June 21, 2018 · 0 Comments
By Jasen Obermeyer
The World Health Organization (WHO) recently classified gaming addiction as a mental health condition.
Video games are a very popular form of entertainment, from computers and consoles, to hand-held portable devices and the gaming apps on our phones.
WHO classified gaming addiction as a disease that overtakes someone’s social, physical, and working abilities, prioritizing gaming over everything else.
Studies show that gaming addiction is a serious problem in China and South Korea, while in Europe and North America it’s much less.
But still, what can be done about it? What is it about video games that make them so addictive?
Certainly recognizing that video game addiction is a disease will certainly give psychiatrists a better chance of treating it.
As with anything else that’s enjoyable, one wants to keep experiencing it. For those who seek a different form of entertainment, video games are one of them. And if they enjoy it, they’ll keep playing it.
It’s not as simple as putting a controller down and walking away. It’s like a drug, and you need to keep having that rush.
I can definitely say that I’ve been addicted to video games.
I’ve played them from a young age, around six or seven, but until I was a teenager, it wasn’t bad. When I was 13, I saved enough money to purchase an Xbox 360. After only two months that’s all I was doing.
My grades dropped, so much so a tutor needed to step in and help me. My parents also recognized my addiction and quickly took away my 360. It seemed I was going to learn the hard way.
For several months I almost never got any “special time” with my console, but eventually, once my marks were going back up, I gained it back.
Come high school, I developed a pattern, a solution to curb my gaming playtime. When it was a couple weeks before exams hit, I unplugged my Xbox, and put it and all my games, controllers and wires away in a closet. I figured that if it were out of sight, it would be out of mind.
It certainly worked. I focused completely on my studies, and came out with flying colours. I did that solution for each semester, until come Grade 12, I could keep the Xbox in the open and still not play it all during exam time.
Come University, I played video games much more again, and come mid-term time, scrambled to get caught up. So I developed another solution; I didn’t play video games at all during the entire semester. We’re talking over three months straight of no video games.
I did that for the first two years, and come the last two, I learned to balance between school, work, and video games.
Still, there were times I was consumed. Last year and the year before that I bought over two dozen games, just finishing one and finding another, always wanting that rush.

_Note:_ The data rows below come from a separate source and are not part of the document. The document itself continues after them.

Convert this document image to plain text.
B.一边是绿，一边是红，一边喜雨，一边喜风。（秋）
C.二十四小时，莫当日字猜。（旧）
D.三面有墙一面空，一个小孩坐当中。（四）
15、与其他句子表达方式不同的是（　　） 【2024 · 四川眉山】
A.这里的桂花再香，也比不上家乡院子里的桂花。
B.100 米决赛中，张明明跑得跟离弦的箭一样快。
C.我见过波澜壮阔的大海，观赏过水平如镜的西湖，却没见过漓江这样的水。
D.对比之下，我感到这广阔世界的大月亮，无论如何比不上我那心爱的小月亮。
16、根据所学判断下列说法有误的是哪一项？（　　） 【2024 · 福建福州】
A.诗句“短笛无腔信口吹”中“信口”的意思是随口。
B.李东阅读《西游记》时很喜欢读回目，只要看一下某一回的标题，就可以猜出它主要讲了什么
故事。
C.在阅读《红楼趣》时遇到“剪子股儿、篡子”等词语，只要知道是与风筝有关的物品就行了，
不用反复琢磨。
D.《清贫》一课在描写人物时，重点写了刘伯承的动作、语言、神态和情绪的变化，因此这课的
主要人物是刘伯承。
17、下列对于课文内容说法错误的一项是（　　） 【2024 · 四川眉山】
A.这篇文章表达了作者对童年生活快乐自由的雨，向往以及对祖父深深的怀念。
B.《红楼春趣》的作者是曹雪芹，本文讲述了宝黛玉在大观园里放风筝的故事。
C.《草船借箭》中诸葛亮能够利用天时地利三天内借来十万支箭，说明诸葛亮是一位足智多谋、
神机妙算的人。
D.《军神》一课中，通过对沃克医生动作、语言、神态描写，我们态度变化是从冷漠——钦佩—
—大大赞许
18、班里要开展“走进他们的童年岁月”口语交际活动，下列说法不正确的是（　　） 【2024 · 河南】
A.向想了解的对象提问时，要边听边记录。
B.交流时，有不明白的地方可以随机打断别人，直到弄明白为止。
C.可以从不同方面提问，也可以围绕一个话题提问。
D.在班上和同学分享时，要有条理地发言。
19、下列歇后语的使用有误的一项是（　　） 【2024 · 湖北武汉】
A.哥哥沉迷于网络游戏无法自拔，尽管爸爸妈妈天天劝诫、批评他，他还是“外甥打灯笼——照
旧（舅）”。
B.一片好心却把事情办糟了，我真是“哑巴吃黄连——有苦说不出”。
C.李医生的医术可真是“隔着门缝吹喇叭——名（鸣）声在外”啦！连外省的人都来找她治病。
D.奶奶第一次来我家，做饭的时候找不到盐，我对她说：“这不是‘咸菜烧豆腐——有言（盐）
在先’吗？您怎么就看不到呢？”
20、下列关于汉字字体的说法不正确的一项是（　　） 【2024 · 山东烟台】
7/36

This year I seemed to have found that balance again. Unfortunately I don’t know what it is that makes me specifically want to keep playing, nor do I know how I found my solutions. I believe it was a bit of my willpower, my family forcing me to recognize and deal with my problem, and finding other things to do.
Video games help take us out of the world we live in, bringing a sense of joy and comfort. But there were times when I would get up in the morning and just go straight to the console, like a robot on autopilot.
I am glad the WHO is classifying video game addiction as a disease. They affect you mentally, physically, and psychologically.
But it’s not just the user that needs to find the solution; it’s the video game developers. Things like achievements, little gaming trophies for awarding a specific goal, down loadable content to keep the play investing, online gaming. Maybe both those who create and play games should find the solutions.
Video games have always been controversial and discussed heavily. But like everything in life, a balance must be found. There is nothing wrong with playing it sometimes, but too much and you lose control. Maybe after spending sometime outside exercising and feeling tired you can relax by sitting and playing.
If other ways can be found than society will better off. You may not see the addiction physically like a drug or a bottle, but it’s there, and that’s even scarier. Video games will constantly evolve, and with that, addiction. The first step to solving any problem is recognizing there is one, and that is the most difficult part.